Some interesting social attitudes on display in this historical account of the 1950s Canadian committee that recommended the abolition of judicial corporal punishment (prison whipping and the use of the infamous Canadian prison strap) in Canada:
Virtually everyone agreed that corporal punishment, if used at all, had to be restricted to cocky young men and male prisoners who became violent or mutinous. No one took seriously the prospect of whipping females, and most found explicit talk about bodies of either gender and punishment vaguely embarrassing. Wardens provided committee members with exhaustive details about the placement of prisoners on strapping tables, their immobilization, and the exposure of their bare flesh. Had sexologists or psychiatrists been called as witnesses, they might have pointed out the voyeuristic and sado-masochistic subtext of such acts. This was precisely the Pandora’s box of barbarous impulses that Joint Committee members preferred to keep tightly lidded.

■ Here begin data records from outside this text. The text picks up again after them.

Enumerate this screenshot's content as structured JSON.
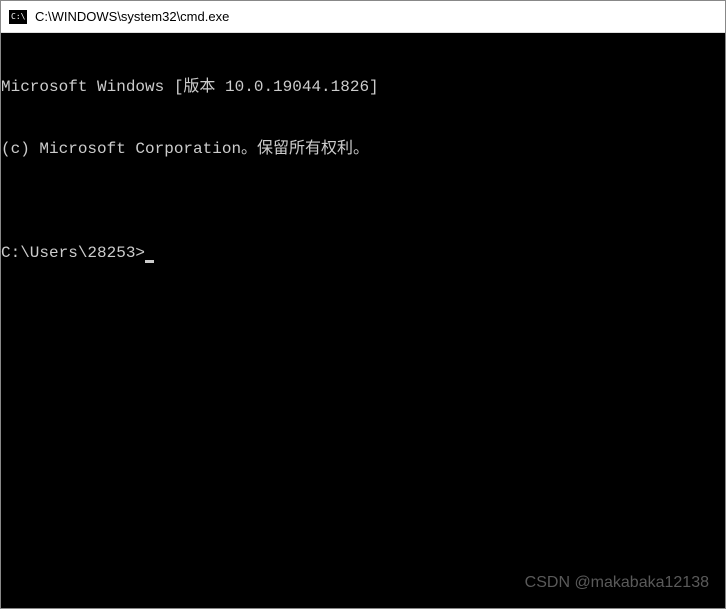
{
  "titlebar": {
    "icon_label": "C:\\",
    "title": "C:\\WINDOWS\\system32\\cmd.exe"
  },
  "terminal": {
    "line1": "Microsoft Windows [版本 10.0.19044.1826]",
    "line2": "(c) Microsoft Corporation。保留所有权利。",
    "blank": "",
    "prompt": "C:\\Users\\28253>"
  },
  "watermark": "CSDN @makabaka12138"
}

Titillating notions popped out at several points, but teasing and jokes nervously sublimated them. When the presiding chairman asked William Common why youth gang “molls” were not “spanked” along with their male compatriots, he rattled the prosecutor, provoking him to assert that “assaulting females” was “more or less revolting to the average man.” The Joint Committee’s unofficial gadfly, Harold Winch, punched holes in Common’s chivalrous armor. As he reminded the prosecutor, the “average” man might very well spank his errant daughter when she was naughty. And if legislators were so chivalrous, Winch added, why did they not exempt women from the death penalty? As pointed as this heckling was, it still delicately sidestepped the scandalous prospect of “burly” male guards strapping or paddling women’s bare buttocks.
The Joint Committee members confronted the pornographic qualities of physical punishment again when members debated the prospect of observing an actual whipping. MP Ann Shipley, one of three women on the committee, shocked her fellow members when she argued that watching lashes and whips in action would be more instructive than merely gazing at them and listening to prison officials describe them. The warden of the Kingston penitentiary politely declined her request, protesting that the prospect would be “very embarrassing” (to whom, he did not specify).